Samekta mengangguk-anggukkan kepalanya. Tetapi ia masih belum dapat membayangkan, seandainya Ki Gede mengetahui semua persoalan, apakah ada seseorang yang dapat mencegahnya, supaya ia tidak meninggalkan pembaringannya, turun ke medan perang meskipun lukanya belum sembuh?
“Tetapi kita harus berhati-hati,” desis Samekta.
“Kita mengenal sifat Ki Gede Menoreh baik-baik.”
“Ya,” sahut Kerti.
“Hampir saja aku tidak berhasil mengajaknya masuk ke desa ini. Demikian ia mendengar bahwa Pandan Wangi terpisah dari pasukanya, hampir saja ia kehilangan kesadaran dirinya.”
“Karena itu, maka untuk sementara kita akan berusaha mengatasi semua persoalan di sini tanpa mengganggu Ki Argapati,” berkata Samekta kemudian.
“Ya, tetapi bagaimanakah kira-kira perasaan Ki Gede, apabila suatu ketika kita minta ia meninggalkan desa ini karena pasukan Sidanti sudah di ambang pintu dan tidak dapat dibendung lagi?”
Samekta mengerutkan keningnya. Tetapi kemudian ia menjawab,
“Aku mempunyai perhitungan, bahwa keadan yang demikian tidak akan terlampau cepat terjadi. Aku percaya kepada Wrahasta dan aku mengharap hahwa pasukan berkuda yang akan tersusun itu dapat mengganggu susunan rencana Ki Tambak Wedi. Aku masih mengharap mudah-mudahan Ki Argapati cepat sembuh dan mampu memimpin pasukannya.”
Kerti mengangguk-anggukkan kepalanya. Katanya,
“Obat yang didapatkannya dari orang bercambuk itu benar-benar baik. Setelah mengalami benturan yang dahsyat di dalam tubuhnya. Ki Argapati tampak menjadi segar.”
“Tetapi apakah masih ada sisa obat itu?”
Kerti menggelengkan kepalannya.
“Tidak. Semua sudah habis ditaburkan di atas lukanya. Kalau daya penyembuh obat itu tidak berkurang, maka aku mengharap Ki Gede akan bisa lekas sembuh.”

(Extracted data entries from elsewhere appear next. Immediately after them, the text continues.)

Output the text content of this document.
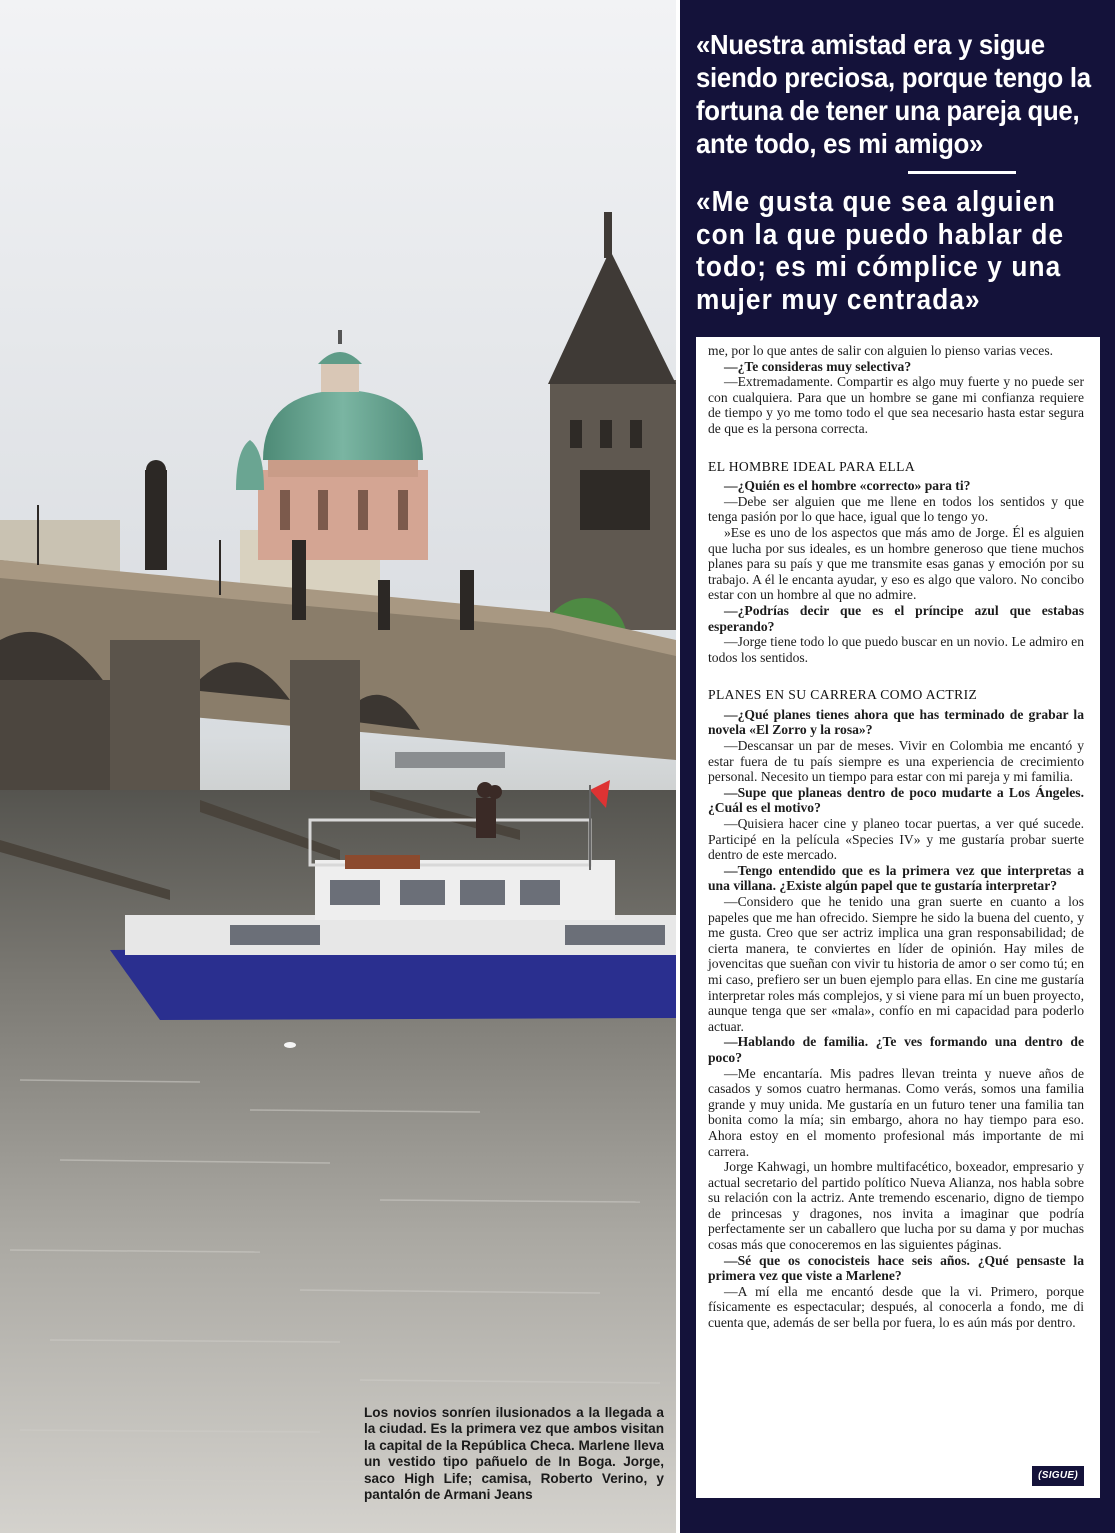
Los novios sonríen ilusionados a la llegada a la ciudad. Es la primera vez que ambos visitan la capital de la República Checa. Marlene lleva un vestido tipo pañuelo de In Boga. Jorge, saco High Life; camisa, Roberto Verino, y pantalón de Armani Jeans
«Nuestra amistad era y sigue siendo preciosa, porque tengo la fortuna de tener una pareja que, ante todo, es mi amigo»
«Me gusta que sea alguien con la que puedo hablar de todo; es mi cómplice y una mujer muy centrada»

me, por lo que antes de salir con alguien lo pienso varias veces.

—¿Te consideras muy selectiva?

—Extremadamente. Compartir es algo muy fuerte y no puede ser con cualquiera. Para que un hombre se gane mi confianza requiere de tiempo y yo me tomo todo el que sea necesario hasta estar segura de que es la persona correcta.

EL HOMBRE IDEAL PARA ELLA

—¿Quién es el hombre «correcto» para ti?

—Debe ser alguien que me llene en todos los sentidos y que tenga pasión por lo que hace, igual que lo tengo yo.

»Ese es uno de los aspectos que más amo de Jorge. Él es alguien que lucha por sus ideales, es un hombre generoso que tiene muchos planes para su país y que me transmite esas ganas y emoción por su trabajo. A él le encanta ayudar, y eso es algo que valoro. No concibo estar con un hombre al que no admire.

—¿Podrías decir que es el príncipe azul que estabas esperando?

—Jorge tiene todo lo que puedo buscar en un novio. Le admiro en todos los sentidos.

PLANES EN SU CARRERA COMO ACTRIZ

—¿Qué planes tienes ahora que has terminado de grabar la novela «El Zorro y la rosa»?

—Descansar un par de meses. Vivir en Colombia me encantó y estar fuera de tu país siempre es una experiencia de crecimiento personal. Necesito un tiempo para estar con mi pareja y mi familia.

—Supe que planeas dentro de poco mudarte a Los Ángeles. ¿Cuál es el motivo?

—Quisiera hacer cine y planeo tocar puertas, a ver qué sucede. Participé en la película «Species IV» y me gustaría probar suerte dentro de este mercado.

—Tengo entendido que es la primera vez que interpretas a una villana. ¿Existe algún papel que te gustaría interpretar?

—Considero que he tenido una gran suerte en cuanto a los papeles que me han ofrecido. Siempre he sido la buena del cuento, y me gusta. Creo que ser actriz implica una gran responsabilidad; de cierta manera, te conviertes en líder de opinión. Hay miles de jovencitas que sueñan con vivir tu historia de amor o ser como tú; en mi caso, prefiero ser un buen ejemplo para ellas. En cine me gustaría interpretar roles más complejos, y si viene para mí un buen proyecto, aunque tenga que ser «mala», confío en mi capacidad para poderlo actuar.

—Hablando de familia. ¿Te ves formando una dentro de poco?

—Me encantaría. Mis padres llevan treinta y nueve años de casados y somos cuatro hermanas. Como verás, somos una familia grande y muy unida. Me gustaría en un futuro tener una familia tan bonita como la mía; sin embargo, ahora no hay tiempo para eso. Ahora estoy en el momento profesional más importante de mi carrera.

Jorge Kahwagi, un hombre multifacético, boxeador, empresario y actual secretario del partido político Nueva Alianza, nos habla sobre su relación con la actriz. Ante tremendo escenario, digno de tiempo de princesas y dragones, nos invita a imaginar que podría perfectamente ser un caballero que lucha por su dama y por muchas cosas más que conoceremos en las siguientes páginas.

—Sé que os conocisteis hace seis años. ¿Qué pensaste la primera vez que viste a Marlene?

—A mí ella me encantó desde que la vi. Primero, porque físicamente es espectacular; después, al conocerla a fondo, me di cuenta que, además de ser bella por fuera, lo es aún más por dentro.

(SIGUE)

Samekta tidak menyahut. Tetapi wajahnya menunjukkan keragu-raguan. Biasanya obat hanya mempunyai daya penyembuh yang sangat terbatas, sehingga setiap kali obat itu harus diganti. Meskipun demikian Samekta tidak mengatakannya. Bahkan ia berdoa mudah-mudahan obat yang satu ini mempunyai kelebihan dari obat-obat yang lain. Sehingga terloncat dari bibirnya,
“Apabila Ki Gede lekas sembuh, maka kita akan hidup kembali. Kita akan menengadahkan kepala kita. Pasukan yang ada masih cukup kuat untuk merebut kembali seluruh Tanah ini dari pengkhianatan.”
Kerti mengangguk-angguk pula. Tetapi tiba-tiba ia bergumam,
“Persoalan yang harus didengar oleh Ki Gede bukan saja persoalan Tanah Perdikan ini.”
“Apa lagi?”
“Pandan Wangi.”
“Kenapa Pandan Wangi? Meskipun ia seorang gadis tetapi ia adalah seorang senapati yang baik. Bahkan terlampau baik. Bahwa ia terpisah dari pasukannya, adalah karena rasa tanggung jawabnya yang berlebih-lebihan, apalagi ia sama sekali belum berpengalaman.”
“Bukan itu. Aku tahu bahwa ia adalah seorang senapati yang baik di medan perang. Tetapi ia adalah seorang gadis. Itulah lihat kilatan matanya, aku menganggapnya mata itu dipenuhi oleh yang harus diketahui oleh Ki Argapati.”
Samekta mengerutkan keningnya. Ia tidak segera menangkap reaksi dari Kerti. Namun ia mengangguk-angukkan kepalanya ketika ia mendengar Kerti berkata,
“Maksudku, persoalan Pandan Wangi sebagai seorang gadis. Bukankah kau pernah berkata, bahwa sesuatu tergetar di dalam dada Wrahasta tentang Pandan Wangi.”
“O,” sahut Samekta penuh pengertian, “ya, itu  pun merupakan suatu persoalan bagi Ki Argapati.”
“Mudah-mudahan Pandan Wangi tidak mempersoalkannya sekarang dengan ayahnya”
“Mungkin ia asyik berceritera tentang gembala itu.” Tiba-tiba Samekta mengangkat wajahnya seolah-olah ia sedang mengenang sesuatu,
“Gembala itu?”
“Kenapa dengan gembala itu?” bertanya Kerti.
“Aku pernah menyangkanya seorang gembala yang jujur tetapi dungu,” desis Samekta.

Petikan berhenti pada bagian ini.